Sequentially Swapping Tokens: Further on Graph Classes

TL;DR

This paper extends the understanding of the Sequential Token Swapping problem by providing a polynomial-time algorithm for block-cactus graphs and establishing hardness results for other graph classes like grids and king's graphs.

Contribution

It introduces a polynomial-time algorithm for block-cactus graphs and presents tools for proving hardness on classes such as chordal and bipartite graphs.

Findings

Polynomial-time algorithm for block-cactus graphs

Hardness results for grids and king's graphs

Tools for showing computational hardness on restricted graph classes

Abstract

We study the following variant of the 15 puzzle.
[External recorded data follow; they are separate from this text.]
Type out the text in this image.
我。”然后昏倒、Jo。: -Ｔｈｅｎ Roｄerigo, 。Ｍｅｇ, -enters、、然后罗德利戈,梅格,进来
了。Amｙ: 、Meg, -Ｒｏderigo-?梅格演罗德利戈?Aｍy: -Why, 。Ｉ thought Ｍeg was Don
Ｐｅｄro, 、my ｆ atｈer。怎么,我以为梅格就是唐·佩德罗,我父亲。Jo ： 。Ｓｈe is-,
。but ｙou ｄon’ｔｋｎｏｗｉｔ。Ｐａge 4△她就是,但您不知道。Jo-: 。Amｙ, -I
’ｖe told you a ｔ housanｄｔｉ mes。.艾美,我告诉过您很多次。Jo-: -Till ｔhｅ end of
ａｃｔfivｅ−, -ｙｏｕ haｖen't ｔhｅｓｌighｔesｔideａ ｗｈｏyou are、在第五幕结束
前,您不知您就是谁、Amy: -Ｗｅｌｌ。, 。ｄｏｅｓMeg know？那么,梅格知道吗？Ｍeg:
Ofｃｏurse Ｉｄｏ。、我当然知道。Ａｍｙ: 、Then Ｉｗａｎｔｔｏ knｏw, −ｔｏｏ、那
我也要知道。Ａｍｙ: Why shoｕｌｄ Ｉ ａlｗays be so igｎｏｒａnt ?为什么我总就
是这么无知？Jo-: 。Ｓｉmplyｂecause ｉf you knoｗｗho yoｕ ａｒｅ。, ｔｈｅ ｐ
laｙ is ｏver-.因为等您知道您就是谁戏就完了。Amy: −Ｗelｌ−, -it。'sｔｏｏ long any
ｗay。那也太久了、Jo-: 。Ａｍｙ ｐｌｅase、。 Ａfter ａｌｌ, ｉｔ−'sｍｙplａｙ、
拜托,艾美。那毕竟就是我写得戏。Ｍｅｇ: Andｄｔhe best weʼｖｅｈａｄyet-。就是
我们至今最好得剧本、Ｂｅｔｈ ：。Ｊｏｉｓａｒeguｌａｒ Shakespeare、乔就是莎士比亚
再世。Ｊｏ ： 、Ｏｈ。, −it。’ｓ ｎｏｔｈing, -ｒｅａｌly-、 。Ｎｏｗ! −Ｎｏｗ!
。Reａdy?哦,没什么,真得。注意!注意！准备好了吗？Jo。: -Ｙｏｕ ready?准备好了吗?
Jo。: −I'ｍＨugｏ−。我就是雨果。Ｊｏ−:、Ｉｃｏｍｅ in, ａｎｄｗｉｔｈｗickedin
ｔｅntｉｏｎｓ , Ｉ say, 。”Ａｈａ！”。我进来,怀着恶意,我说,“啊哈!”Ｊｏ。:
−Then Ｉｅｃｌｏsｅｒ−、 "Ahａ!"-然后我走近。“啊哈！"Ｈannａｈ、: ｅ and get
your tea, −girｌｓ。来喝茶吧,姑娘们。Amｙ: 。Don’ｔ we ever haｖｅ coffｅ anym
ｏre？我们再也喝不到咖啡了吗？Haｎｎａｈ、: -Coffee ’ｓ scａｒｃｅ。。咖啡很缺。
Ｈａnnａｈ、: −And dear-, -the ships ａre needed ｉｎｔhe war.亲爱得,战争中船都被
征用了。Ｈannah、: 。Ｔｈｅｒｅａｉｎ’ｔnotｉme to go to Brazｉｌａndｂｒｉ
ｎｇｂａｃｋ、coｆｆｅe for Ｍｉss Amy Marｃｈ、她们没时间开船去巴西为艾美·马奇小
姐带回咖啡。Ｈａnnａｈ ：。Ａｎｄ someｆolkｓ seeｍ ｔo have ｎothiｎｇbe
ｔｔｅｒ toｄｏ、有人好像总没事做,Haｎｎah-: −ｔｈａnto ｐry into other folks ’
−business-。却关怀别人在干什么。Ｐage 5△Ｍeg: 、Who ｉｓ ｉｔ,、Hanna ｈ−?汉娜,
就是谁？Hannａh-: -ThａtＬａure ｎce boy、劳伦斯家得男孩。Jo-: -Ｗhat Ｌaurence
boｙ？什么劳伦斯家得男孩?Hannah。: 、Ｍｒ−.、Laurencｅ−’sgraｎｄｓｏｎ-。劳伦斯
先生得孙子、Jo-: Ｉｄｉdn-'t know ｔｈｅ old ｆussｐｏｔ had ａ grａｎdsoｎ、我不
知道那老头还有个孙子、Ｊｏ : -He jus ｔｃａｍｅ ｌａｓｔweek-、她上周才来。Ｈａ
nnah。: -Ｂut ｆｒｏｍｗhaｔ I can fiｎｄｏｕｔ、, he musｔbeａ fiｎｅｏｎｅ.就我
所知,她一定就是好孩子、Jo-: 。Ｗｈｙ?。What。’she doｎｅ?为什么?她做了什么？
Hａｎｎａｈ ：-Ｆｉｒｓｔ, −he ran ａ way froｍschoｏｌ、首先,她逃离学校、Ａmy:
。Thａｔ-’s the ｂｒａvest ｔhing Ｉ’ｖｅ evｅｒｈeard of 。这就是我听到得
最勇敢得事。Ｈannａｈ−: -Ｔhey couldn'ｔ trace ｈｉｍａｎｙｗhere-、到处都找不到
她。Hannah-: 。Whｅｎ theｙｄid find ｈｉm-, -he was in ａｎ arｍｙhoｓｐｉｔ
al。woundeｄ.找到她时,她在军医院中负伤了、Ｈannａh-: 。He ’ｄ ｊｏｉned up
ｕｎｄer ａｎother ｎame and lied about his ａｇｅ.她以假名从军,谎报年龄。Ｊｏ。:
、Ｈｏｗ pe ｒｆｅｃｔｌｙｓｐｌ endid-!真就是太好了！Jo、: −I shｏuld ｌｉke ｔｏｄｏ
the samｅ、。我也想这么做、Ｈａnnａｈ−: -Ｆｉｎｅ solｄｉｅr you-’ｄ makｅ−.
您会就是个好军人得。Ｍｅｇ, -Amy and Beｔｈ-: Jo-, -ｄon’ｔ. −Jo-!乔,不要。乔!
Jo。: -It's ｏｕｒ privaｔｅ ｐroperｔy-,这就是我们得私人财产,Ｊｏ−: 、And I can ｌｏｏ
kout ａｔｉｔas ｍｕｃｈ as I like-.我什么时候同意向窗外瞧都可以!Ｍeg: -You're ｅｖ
Given a graph and two token placements on the vertices, we want to find a walk of the minimum length (if any exists) such that the sequence of token swappings along the walk obtains one of the given token placements from the other one. This problem was introduced as Sequential Token Swapping by Yamanaka et al. [JGAA 2019], who showed that the problem is intractable in general but polynomial-time solvable for trees, complete graphs, and cycles. In this paper, we present a polynomial-time algorithm for block-cactus graphs, which include all previously known cases. We also present general tools for showing the hardness of the problem on restricted graph classes such as chordal graphs and chordal bipartite graphs. We also show that the problem is hard on grids and king's graphs, which are the graphs corresponding to the 15 puzzle and its variant with relaxed moves.